Former NYT Executive Editor Bill Keller visits Penn
Kelly Writers House hosted Keller, who spoke to students over lunch
March 14, 2012, 12:04 am · Updated March 16, 2012, 12:31 am·
Christina Prudencio | DP
He’d been north to Russia and south to Johannesburg, and yesterday afternoon, the former executive editor of The New York Times added the Kelly Writers House to his checklist of destinations.
Bill Keller, a Pulitzer Prize-winning journalist and current Op-Ed columnist for the Times, shared with students his experiences as both a writer and an editor, as well as his thoughts on the future of journalism. Al Filreis, Kelly Professor of English and Faculty Director of the Kelly Writers House, moderated Keller’s talk.
“It’s sometimes painful, and sometimes fun,” Keller said about the art of writing, “but when you feel that you’ve got to write, there’s just nothing quite as rewarding.”
After graduating from Pomona College in 1970, Keller wrote for The Portland Oregonian and other publications before joining the Times in 1984 as a domestic correspondent in Washington, D.C.
Keller continued as a foreign correspondent, covering the collapse of communism in Moscow and the end of apartheid in South Africa.
Although Keller enjoyed the thrills of traveling, reporting and writing, when he was faced with the opportunity to become the executive editor of the Times, he could not turn it down.
However, Keller ultimately did return to the world of writing.
“You cannot ask anyone to feel sorry for you as the editor of The New York Times,” he told the audience jokingly. “It is a great job, but I missed writing, and I knew at some point I would go back to it.”
In 2011 he stepped down from the editorship to become a widely read Op-Ed columnist for the Times.
After Keller’s talk, Filreis opened the floor to questions.
Penn President Amy Gutmann, who was also in attendance, compared large academic institutions like Penn with traditional news media like The New York Times and asked Keller his thoughts on the future of established institutions and how to sustain quality in both academia and journalism.
Although he qualified himself as “a chronic optimist,” Keller admitted he does worry about the future of the Times and other newspapers in today’s digital world.
But, he pointed to the success of the Times’ digital subscription model as a sign that journalism is still alive and well.
“People talk about the declining circulation of newspapers, and it’s true — in print,” Keller said.
In the realm of online journalism, however, Keller explained that the Times website currently has about 50 million unique users every month.
“Our audience is growing astronomically, and it’s global. That to me suggests demand … it’s just the transition that’s scary.”
For College junior Emily Brill, Keller’s lunch talk was an event she was sure not to miss. “I don’t typically come to Writers House events, but since he’s pretty notable, this seemed like such a rare opportunity.”
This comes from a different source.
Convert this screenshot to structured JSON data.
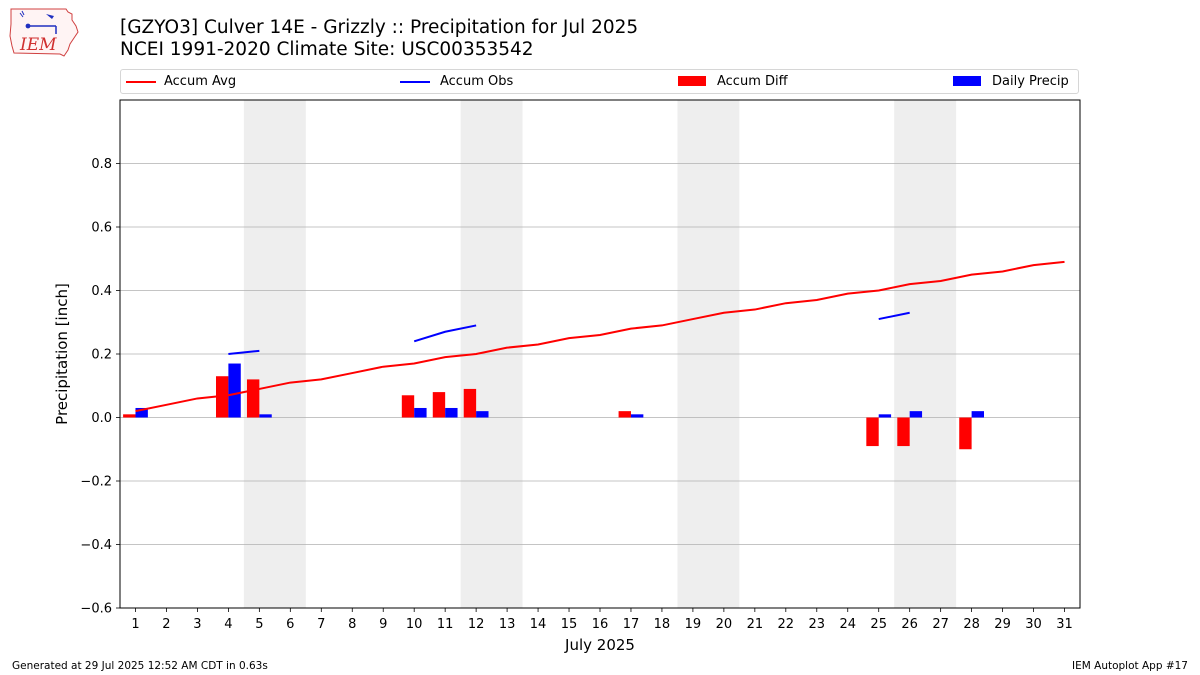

The audience enjoyed Keller’s talk, as they laughed at his witty jokes and concluded the event with enthusiastic applause.
“I’ve been really enjoying his column now that he’s stepped down from his editorship, and to be able to hear him speak about his opinions and experiences is great,” said 2011 College graduate and Kelly Writers House research assistant Kristen Martin. “It’s just really interesting to see someone of Bill Keller’s stature come talk to such an intimate group like this.”